Rebecca Binns Hoop of Blainesburg, whose phone call inspired my writing of the preceding story of the “Spite Monument,” told me that the gale gave her a fear of storms that still haunts her 63 years later. To this day, she “almost panics” when a storm warning is broadcast.
She said she was 22, living on Ridge Road, that fateful day. She had never seen the sky so black. Fumbling at clothespins in her haste to take in the hanging laundry, she ran out of time to rescue the baby chicks running about the yard. They were never seen again. The barn was damaged, her house lost part of its roof, and water poured into the upstairs and drenched the kitchen below.
Charles Yokum, who now lives in Vanderbilt, wrote to tell me that at the time of the storm, he was working at the Barnard farm in Deemston Borough.
His father Joseph, Frank Cleaver and two other boys, Bobby Pryor and Jimmie Elliott, were hauling hay to be stacked.

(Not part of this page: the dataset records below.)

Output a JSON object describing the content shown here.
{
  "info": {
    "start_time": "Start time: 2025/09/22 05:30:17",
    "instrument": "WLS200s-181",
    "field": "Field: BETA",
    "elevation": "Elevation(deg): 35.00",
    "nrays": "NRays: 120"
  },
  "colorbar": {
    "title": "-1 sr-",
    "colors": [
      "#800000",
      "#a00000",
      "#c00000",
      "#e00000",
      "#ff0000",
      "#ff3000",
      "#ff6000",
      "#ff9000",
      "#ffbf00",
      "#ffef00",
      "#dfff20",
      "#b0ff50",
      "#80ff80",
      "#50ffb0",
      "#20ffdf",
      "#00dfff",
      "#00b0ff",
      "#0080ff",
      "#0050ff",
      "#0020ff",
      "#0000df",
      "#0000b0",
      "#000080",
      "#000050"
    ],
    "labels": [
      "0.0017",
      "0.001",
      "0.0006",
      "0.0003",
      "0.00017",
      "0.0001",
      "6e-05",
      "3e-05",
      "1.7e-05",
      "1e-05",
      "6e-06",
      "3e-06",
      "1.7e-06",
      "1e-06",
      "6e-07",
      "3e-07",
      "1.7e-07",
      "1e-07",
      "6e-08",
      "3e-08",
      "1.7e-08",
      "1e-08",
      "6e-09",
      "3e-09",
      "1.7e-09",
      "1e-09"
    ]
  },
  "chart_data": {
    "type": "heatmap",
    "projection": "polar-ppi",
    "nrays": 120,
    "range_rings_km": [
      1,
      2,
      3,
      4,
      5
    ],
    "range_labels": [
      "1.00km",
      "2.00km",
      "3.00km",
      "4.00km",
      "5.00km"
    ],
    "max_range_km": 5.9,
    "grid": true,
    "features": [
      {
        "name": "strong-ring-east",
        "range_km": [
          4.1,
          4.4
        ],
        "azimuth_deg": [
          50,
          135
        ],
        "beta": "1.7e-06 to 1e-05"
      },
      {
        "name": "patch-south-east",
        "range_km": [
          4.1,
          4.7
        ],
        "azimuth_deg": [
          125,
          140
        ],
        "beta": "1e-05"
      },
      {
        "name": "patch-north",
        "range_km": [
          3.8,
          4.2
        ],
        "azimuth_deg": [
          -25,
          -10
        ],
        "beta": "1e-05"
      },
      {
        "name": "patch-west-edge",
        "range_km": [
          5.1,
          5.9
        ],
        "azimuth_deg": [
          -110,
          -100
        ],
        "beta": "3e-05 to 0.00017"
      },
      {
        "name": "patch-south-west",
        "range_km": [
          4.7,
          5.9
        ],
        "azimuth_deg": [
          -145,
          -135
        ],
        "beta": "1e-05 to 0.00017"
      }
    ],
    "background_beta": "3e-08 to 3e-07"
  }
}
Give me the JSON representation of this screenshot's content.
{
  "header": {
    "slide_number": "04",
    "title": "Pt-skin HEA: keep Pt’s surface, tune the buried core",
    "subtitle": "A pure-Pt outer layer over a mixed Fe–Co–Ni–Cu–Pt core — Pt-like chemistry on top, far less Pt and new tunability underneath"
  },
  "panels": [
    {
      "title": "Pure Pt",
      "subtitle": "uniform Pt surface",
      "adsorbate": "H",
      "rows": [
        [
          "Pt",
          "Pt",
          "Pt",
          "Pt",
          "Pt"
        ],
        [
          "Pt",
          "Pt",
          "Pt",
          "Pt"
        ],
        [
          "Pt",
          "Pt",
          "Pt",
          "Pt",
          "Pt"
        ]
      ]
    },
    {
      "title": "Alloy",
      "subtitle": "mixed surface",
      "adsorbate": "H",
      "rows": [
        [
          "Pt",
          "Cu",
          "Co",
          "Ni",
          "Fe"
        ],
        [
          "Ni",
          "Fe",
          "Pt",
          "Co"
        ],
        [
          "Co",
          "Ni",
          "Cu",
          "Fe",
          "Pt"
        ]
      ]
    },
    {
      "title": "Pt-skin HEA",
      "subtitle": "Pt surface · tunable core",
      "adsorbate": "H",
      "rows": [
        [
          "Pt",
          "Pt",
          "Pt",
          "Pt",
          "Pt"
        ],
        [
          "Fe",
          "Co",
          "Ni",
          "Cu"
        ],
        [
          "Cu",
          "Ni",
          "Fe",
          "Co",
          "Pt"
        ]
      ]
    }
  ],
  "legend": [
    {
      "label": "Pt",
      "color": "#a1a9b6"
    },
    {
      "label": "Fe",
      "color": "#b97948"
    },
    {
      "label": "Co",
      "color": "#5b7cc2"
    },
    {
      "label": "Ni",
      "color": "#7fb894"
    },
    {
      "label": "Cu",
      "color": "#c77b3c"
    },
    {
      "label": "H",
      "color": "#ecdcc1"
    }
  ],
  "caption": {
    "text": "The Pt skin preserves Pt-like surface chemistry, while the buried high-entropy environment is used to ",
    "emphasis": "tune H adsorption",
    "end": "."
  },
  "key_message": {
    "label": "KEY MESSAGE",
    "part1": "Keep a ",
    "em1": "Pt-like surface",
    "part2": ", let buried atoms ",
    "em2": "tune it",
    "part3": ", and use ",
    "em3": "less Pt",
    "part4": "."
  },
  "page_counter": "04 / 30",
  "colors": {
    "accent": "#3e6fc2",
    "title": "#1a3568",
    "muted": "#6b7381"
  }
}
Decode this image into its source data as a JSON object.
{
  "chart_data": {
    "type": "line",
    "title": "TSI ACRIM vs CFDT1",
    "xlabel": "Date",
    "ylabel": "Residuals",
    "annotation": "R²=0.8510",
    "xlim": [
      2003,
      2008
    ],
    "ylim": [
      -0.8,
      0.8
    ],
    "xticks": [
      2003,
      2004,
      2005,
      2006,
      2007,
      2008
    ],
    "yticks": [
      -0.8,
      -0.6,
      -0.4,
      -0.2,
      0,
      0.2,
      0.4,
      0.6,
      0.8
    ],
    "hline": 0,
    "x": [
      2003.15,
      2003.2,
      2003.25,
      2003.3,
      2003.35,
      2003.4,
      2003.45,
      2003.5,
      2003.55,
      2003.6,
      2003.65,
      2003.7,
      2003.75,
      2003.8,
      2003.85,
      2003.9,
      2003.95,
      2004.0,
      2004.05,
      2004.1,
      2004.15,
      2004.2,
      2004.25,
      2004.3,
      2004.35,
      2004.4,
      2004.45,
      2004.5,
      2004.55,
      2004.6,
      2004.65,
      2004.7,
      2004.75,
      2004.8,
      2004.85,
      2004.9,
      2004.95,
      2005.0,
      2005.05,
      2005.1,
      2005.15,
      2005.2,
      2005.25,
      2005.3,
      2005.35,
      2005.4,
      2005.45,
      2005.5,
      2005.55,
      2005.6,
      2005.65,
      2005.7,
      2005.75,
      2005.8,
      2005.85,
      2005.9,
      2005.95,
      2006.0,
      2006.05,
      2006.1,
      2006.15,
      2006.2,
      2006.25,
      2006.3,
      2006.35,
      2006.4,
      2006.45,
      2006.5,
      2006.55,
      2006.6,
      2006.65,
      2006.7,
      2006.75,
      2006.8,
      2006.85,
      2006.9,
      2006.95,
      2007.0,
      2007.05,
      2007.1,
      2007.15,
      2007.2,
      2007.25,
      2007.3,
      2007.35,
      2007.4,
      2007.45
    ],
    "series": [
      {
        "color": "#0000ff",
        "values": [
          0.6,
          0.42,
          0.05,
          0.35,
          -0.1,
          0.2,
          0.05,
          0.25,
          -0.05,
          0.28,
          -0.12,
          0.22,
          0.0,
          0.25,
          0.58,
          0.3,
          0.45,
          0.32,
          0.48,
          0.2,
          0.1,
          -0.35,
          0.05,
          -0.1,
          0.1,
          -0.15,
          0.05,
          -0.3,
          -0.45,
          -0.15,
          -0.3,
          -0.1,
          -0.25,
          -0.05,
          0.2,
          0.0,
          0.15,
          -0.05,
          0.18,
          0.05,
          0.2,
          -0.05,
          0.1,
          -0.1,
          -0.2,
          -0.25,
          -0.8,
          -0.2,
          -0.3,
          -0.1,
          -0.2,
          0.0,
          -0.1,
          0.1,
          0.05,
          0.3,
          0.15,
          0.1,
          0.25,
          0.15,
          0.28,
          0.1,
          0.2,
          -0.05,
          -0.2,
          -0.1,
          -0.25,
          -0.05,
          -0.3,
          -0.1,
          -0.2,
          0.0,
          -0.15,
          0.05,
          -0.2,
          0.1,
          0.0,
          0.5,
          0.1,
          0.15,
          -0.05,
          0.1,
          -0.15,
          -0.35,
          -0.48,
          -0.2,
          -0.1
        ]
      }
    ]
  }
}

Seeing the approaching storm, the quintet took the horses 200 yards to a sheep barn, closed the door and crouched inside. The wind hit, the beams shifted and the barn fell off its 2-foot-high foundation. They got out of the still-upright structure and huddled together in the wind and rain, afraid the barn would collapse. It did not. In Mr. Yokum’s words, “had this barn not been put together with wooden pins, as were used many years ago, it would have been completely destroyed, with a possibility of lost lives as well as a good team of horses.”
He concluded his letter by writing, “This is clear in my mind today, and I can still see the storm clouds rolling up just like barrels. I was 16 years old at the time and am the only one living today of the five that experienced this dreadful storm together.”
Pauline Paling Keller called me from Palm Coast, Fla., to describe how, as a 16-year-old living in West Brownsville at the time of the storm, she vividly remembers the “green and yellow boiling clouds” approaching West Brownsville from the direction of Blainesburg. She said she ran excitedly from window to window while her mother frantically begged her to take cover.
Ray Christner of Brownsville recalled that when the storm reached its height in downtown Brownsville, the doors at the Strand Theater were chained shut to prevent patrons inside from exiting into the maelstrom beyond the doors.
Albert Smith described returning as a teenager from an Ohio vacation after the storm had passed, noting the worsening damage as he neared his home near Brownsville. He passed wind-ravaged Centerville, saw the downed McCutcheon obelisk, noted the missing Presbyterian steeple, and arrived home to a house missing part of its roof. The outhouse, he wrote, had tumbled into the “railroad” cut.
Josephine Camino MacIntosh, now of California, Pa., lived in Brownsville in 1936. She was 19 years old. Her father operated the Joseph Camino Bakery in the 1400 block of Water Street, across the street from the present bus garage. The bakery was struck by the flying roof of the closed T.S. Wright monument works building. Josephine recalls a funnel cloud approaching from the direction of Bridgeport mine. The force of the wind tore her shoe off. She found it later near the Monongahela Railroad yard office.
I thank my readers for sharing with us their memories of the power of nature’s fury, illustrated so unforgettably on that summer afternoon many years ago.